Among the "qualifying events" listed in the statute are loss of benefits coverage due to:

  • The death of the covered employee.
  • An employee loses eligibility for coverage due to termination or a reduction in hours as a result of resignation, discharge, layoff, strike or lockout, medical leave, or slowdown in business operations.
  • Divorce or legal separation that terminates the ex-spouse's eligibility for benefits.
  • A dependent child reaching the age at which he or she is no longer covered.

COBRA imposes different notice requirements on participants and beneficiaries, depending on the particular qualifying event that triggers COBRA rights.

COBRA also allows for coverage for up to 18 months in most cases. If the individual is deemed disabled by the Social Security Administration, coverage may continue for up to 29 months. In the case of divorce, coverage may continue for up to 36 months.

COBRA does not apply, on the other hand, if employees lose their benefits coverage because the employer has terminated the plan altogether or if the employer has gone out of business.

COBRA does not, unlike other federal statutes such as the Family and Medical Leave Act (FMLA), require the employer to pay for the cost of providing continuation coverage. Instead it allows employees and their dependents to maintain coverage at their own expense by paying the full cost of the premium the employer previously paid, plus up to a 2% administrative charge (50% for the latter 11 months under the disability extension).

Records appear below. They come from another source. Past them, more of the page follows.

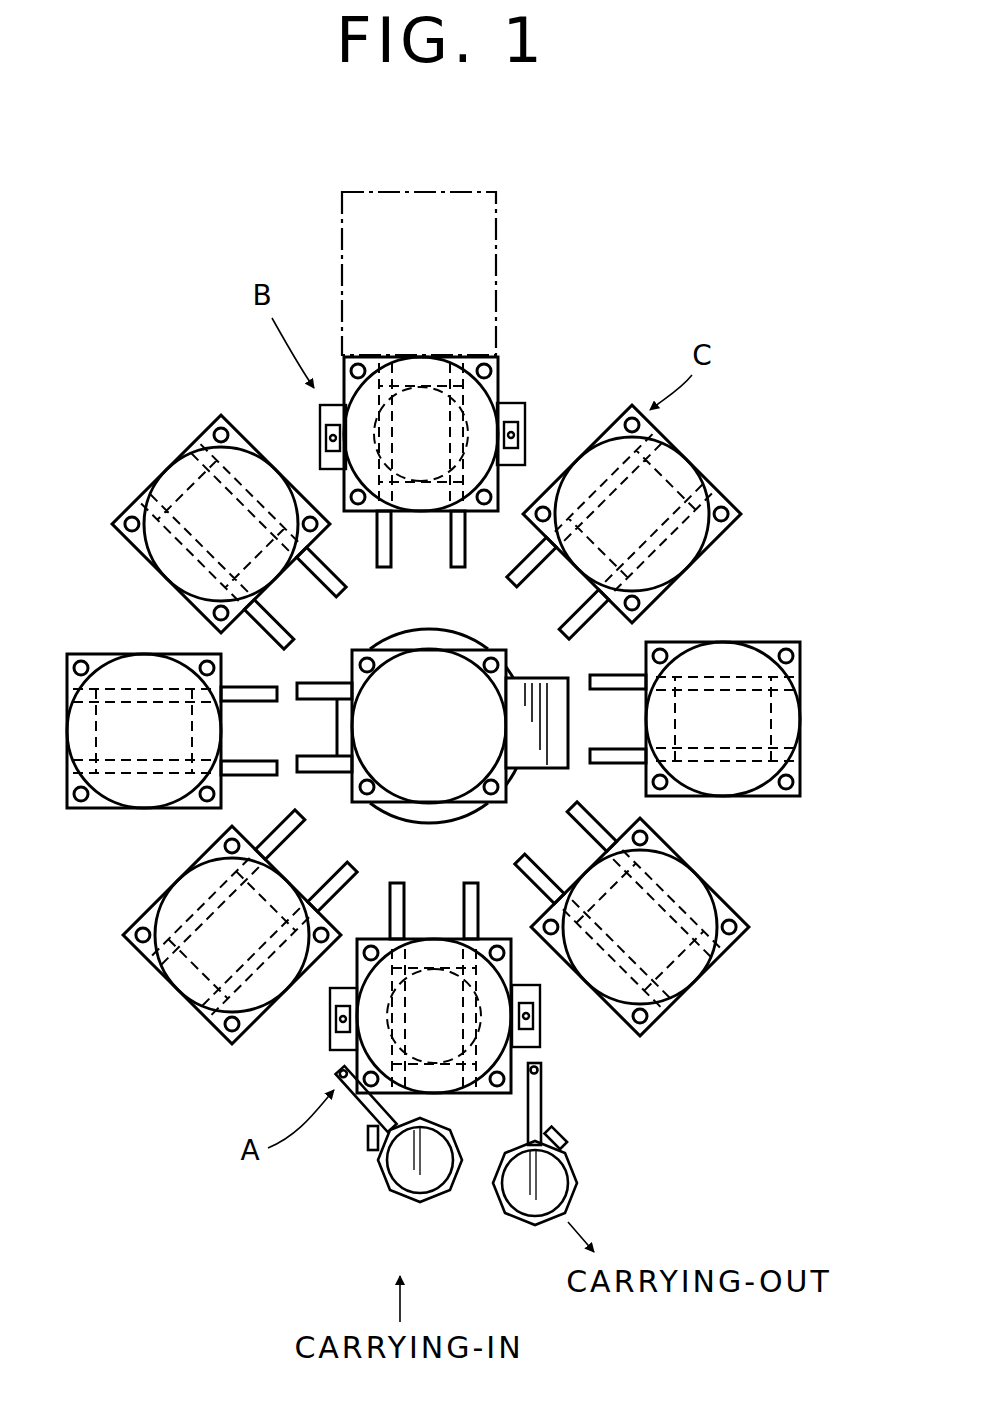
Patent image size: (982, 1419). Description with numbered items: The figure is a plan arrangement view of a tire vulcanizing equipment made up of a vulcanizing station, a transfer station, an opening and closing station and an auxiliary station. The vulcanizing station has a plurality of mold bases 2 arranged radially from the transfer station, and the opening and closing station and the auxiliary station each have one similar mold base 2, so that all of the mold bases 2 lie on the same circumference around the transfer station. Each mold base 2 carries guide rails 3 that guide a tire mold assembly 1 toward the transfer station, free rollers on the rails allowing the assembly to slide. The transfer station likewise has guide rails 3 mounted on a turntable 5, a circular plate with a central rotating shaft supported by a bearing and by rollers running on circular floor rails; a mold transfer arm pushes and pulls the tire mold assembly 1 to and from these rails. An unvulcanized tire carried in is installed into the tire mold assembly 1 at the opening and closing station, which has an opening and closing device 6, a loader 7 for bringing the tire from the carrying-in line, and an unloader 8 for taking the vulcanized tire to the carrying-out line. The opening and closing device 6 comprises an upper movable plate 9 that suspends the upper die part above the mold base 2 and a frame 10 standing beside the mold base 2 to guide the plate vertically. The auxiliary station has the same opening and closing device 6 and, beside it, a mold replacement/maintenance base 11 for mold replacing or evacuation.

The tire mold assembly 1 is at (672, 462).
The mold base 2 is at (440, 385).
The guide rails 3 is at (325, 683).
The turntable 5 is at (440, 812).
The opening and closing device 6 is at (514, 391).
The loader 7 is at (400, 1180).
The unloader 8 is at (562, 1185).
The upper movable plate 9 is at (468, 960).
The frame 10 is at (540, 1055).
The mold replacement/maintenance base 11 is at (436, 298).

Employees and dependents can also opt for a lesser form of coverage, e.g., to choose continuation coverage under a plan that only covers the employee, but not his or her dependents, or that only provides medical and hospitalization coverage and does not pay for dental work, if those options are available to covered employees.

Employees and dependents lose coverage if they fail to make timely payments of these premiums. Employers are required to inform employees and dependents upon loss of coverage, in writing, by at least fifteen days before the coverage ceases.